1. Deer impact damage
If you hit a deer or other animal, you’ll likely have to pay for necessary repairs to your car unless you’ve added full coverage to your policy. Comprehensive coverage pays for damage caused by something other than a collision, such as fire, animal damage and theft – including theft of individual items considered part of the car such as airbags or catalytic converters,” says Heller. animals (1.4 million deer) between July 2020 and June 2021 despite ongoing pandemic shutdowns, which increased 7.2% in the previous 12 months, according to Tony Cotto, director of automotive and underwriting policy for the National Association of Mutual Insurance Companies.
2. Stolen laptop
Even with full coverage, your auto insurance won’t pay for loss or damage to things that aren’t considered part of the car. Home (or renter) insurance can cover a laptop stolen from your vehicle. Also consider that aftermarket add-ons are likely not covered by your car insurance. If you convert your car into something more valuable or install parts that could put it in a higher risk category, any claim could be denied if you did not inform your insurance company before purchasing a policy. “If you cheat on your vehicle, you’ll need to have that conversation with your insurance company,” says Heller.
3. Rain damage
If you have comprehensive insurance, chances are it will cover damage caused by a hurricane or tornado. But that won’t necessarily cover damage that occurs if you leave a window or sunroof open and it’s raining.
4. Broken window
Windows are considered part of the car, so in most cases they will be covered by collision or comprehensive insurance. But, if you are locked out of your car and break a window to get in, that would be considered an intentional act and may not be covered. Policies typically only cover claims for third-party damage or “unintentional damage,” says Heller. You might want to consider roadside assistance insurance, which typically pays for someone to open your car if you’re locked out.
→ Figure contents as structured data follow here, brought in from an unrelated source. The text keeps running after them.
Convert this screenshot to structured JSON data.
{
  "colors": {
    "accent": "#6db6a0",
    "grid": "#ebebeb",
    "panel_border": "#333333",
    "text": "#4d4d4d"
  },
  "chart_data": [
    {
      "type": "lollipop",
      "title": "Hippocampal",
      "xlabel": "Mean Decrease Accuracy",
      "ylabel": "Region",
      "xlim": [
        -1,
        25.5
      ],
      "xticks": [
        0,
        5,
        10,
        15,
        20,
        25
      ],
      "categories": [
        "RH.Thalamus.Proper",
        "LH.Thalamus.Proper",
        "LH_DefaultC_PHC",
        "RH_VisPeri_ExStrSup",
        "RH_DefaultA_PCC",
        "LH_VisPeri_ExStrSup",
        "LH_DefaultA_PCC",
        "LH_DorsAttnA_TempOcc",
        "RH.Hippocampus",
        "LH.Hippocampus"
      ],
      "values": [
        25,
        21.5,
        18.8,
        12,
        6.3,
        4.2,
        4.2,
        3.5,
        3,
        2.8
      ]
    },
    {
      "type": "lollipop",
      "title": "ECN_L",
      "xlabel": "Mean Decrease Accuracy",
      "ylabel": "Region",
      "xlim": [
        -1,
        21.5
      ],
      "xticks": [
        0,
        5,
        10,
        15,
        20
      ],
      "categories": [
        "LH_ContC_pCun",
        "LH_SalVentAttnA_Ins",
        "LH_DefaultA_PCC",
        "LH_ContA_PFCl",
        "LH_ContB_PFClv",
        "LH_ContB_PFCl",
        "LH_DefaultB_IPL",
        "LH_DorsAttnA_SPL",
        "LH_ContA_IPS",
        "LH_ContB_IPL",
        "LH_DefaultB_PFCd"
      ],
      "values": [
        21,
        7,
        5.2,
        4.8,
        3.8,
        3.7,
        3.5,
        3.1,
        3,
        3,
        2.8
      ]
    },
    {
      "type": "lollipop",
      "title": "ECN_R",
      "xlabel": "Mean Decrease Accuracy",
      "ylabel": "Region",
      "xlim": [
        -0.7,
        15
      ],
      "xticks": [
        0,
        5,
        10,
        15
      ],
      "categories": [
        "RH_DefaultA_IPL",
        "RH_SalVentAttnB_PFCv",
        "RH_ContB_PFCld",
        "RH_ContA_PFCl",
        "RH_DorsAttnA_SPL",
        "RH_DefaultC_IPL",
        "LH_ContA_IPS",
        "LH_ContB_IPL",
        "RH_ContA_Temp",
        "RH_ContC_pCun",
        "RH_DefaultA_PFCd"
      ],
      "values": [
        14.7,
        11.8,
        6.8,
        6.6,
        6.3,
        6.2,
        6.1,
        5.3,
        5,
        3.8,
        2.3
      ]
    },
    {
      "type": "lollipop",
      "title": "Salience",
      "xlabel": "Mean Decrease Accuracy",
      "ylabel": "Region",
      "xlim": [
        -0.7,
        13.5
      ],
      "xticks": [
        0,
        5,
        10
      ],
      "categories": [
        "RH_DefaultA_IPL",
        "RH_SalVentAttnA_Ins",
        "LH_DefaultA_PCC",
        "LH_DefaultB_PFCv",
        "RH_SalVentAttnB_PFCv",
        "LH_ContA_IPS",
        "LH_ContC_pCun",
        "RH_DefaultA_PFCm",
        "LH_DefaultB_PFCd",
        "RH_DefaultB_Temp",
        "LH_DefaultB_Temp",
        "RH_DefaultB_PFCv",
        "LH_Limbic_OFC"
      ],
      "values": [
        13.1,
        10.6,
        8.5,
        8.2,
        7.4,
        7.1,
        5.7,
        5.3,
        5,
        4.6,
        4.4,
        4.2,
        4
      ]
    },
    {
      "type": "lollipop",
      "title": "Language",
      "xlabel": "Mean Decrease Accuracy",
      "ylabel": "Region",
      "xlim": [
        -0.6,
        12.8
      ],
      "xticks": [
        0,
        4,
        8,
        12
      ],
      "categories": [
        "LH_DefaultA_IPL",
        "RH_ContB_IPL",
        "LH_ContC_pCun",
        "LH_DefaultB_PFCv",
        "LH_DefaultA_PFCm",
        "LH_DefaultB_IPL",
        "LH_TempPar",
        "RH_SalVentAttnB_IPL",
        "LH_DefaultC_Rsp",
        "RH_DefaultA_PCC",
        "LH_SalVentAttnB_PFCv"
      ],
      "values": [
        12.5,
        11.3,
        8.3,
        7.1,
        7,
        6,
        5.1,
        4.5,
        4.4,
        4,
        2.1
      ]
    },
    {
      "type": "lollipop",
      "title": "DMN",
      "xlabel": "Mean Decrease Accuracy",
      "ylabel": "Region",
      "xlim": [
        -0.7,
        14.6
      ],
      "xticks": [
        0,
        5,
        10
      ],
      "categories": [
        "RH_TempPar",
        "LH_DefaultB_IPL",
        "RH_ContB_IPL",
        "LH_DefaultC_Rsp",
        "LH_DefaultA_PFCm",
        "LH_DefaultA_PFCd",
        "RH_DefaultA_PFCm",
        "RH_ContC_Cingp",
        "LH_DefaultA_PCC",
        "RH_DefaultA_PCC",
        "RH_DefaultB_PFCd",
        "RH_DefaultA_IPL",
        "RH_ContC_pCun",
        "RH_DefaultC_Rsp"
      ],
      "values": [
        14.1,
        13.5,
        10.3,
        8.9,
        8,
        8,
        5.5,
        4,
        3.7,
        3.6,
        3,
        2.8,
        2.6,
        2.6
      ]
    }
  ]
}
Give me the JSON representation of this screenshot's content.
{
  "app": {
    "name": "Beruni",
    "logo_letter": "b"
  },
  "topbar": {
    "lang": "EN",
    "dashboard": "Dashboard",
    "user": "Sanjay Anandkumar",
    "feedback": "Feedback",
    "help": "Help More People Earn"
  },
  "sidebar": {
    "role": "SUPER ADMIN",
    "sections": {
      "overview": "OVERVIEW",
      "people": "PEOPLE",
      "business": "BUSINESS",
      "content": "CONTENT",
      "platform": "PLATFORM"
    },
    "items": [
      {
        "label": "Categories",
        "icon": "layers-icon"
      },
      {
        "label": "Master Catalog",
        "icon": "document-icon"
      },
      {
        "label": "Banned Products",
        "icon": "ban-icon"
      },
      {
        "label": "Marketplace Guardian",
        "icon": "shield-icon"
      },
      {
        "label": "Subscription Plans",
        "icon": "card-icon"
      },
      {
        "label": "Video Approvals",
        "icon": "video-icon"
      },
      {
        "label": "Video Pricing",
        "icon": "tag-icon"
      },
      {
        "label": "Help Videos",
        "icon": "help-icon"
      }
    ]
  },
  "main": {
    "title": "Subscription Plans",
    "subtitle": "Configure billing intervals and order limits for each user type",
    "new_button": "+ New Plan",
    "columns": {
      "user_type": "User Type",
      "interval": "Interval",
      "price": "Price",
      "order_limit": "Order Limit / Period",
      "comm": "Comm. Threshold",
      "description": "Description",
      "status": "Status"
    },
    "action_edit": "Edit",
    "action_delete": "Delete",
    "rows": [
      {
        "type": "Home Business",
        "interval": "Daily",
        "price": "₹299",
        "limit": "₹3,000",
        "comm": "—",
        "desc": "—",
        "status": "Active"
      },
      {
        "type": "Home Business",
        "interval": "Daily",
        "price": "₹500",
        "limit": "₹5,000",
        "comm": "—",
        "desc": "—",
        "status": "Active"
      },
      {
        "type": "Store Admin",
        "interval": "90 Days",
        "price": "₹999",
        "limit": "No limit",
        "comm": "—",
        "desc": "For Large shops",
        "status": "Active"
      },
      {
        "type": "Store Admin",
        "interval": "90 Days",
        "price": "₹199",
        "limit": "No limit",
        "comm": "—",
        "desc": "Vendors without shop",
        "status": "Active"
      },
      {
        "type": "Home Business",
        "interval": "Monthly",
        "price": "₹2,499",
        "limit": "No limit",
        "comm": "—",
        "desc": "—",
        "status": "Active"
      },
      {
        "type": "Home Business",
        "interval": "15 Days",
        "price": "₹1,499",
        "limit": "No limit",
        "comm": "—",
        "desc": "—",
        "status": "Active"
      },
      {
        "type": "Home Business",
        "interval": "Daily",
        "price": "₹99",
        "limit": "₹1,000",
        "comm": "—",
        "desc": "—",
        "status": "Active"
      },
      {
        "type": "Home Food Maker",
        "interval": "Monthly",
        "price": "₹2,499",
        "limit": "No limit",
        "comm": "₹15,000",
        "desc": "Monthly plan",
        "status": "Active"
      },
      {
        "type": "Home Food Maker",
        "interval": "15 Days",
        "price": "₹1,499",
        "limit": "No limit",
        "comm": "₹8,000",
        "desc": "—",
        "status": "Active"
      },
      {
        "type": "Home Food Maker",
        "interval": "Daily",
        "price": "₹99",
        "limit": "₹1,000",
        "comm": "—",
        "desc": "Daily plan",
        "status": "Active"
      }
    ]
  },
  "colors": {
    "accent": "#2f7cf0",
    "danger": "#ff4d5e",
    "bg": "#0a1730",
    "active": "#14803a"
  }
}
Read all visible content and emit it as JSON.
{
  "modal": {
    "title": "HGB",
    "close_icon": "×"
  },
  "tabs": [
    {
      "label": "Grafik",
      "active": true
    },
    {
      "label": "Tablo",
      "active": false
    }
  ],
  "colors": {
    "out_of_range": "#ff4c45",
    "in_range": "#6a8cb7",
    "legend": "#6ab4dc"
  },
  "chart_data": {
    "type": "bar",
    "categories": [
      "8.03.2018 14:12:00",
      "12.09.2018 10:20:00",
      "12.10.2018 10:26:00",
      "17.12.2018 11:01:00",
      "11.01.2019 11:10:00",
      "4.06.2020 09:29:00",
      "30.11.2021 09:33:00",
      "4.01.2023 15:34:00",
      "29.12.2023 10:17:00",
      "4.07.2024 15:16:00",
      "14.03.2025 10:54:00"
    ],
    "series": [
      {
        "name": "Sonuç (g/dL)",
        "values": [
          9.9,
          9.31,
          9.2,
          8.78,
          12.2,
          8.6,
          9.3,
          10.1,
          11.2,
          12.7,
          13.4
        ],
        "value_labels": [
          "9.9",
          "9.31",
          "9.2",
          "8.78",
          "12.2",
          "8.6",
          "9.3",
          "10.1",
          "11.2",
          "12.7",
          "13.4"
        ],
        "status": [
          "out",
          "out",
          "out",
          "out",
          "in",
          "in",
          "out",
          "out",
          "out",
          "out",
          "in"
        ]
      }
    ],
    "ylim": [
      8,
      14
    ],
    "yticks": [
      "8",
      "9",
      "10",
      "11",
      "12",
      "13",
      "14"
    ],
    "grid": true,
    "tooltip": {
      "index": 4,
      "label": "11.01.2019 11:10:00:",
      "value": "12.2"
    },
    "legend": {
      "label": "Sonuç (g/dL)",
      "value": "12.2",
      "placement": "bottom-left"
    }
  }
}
5. Replacement of worn tires
Car insurance will not cover basic maintenance, repairs or general wear and tear on your vehicle. You may be able to add mechanical breakdown insurance, which is similar to an extended warranty from a car manufacturer, and you can also get roadside assistance coverage for a flat tire, dead battery, or other problem on the road.
6. Side shoves
Personal auto insurance generally does not cover business use of your vehicle. If you make pizza deliveries or transport paying customers via a ride-sharing service, you will need additional insurance in accordance with III. “If you are driving for the purpose of delivery or delivery [chauffeur] you’ll probably need separate coverage,” says Heller.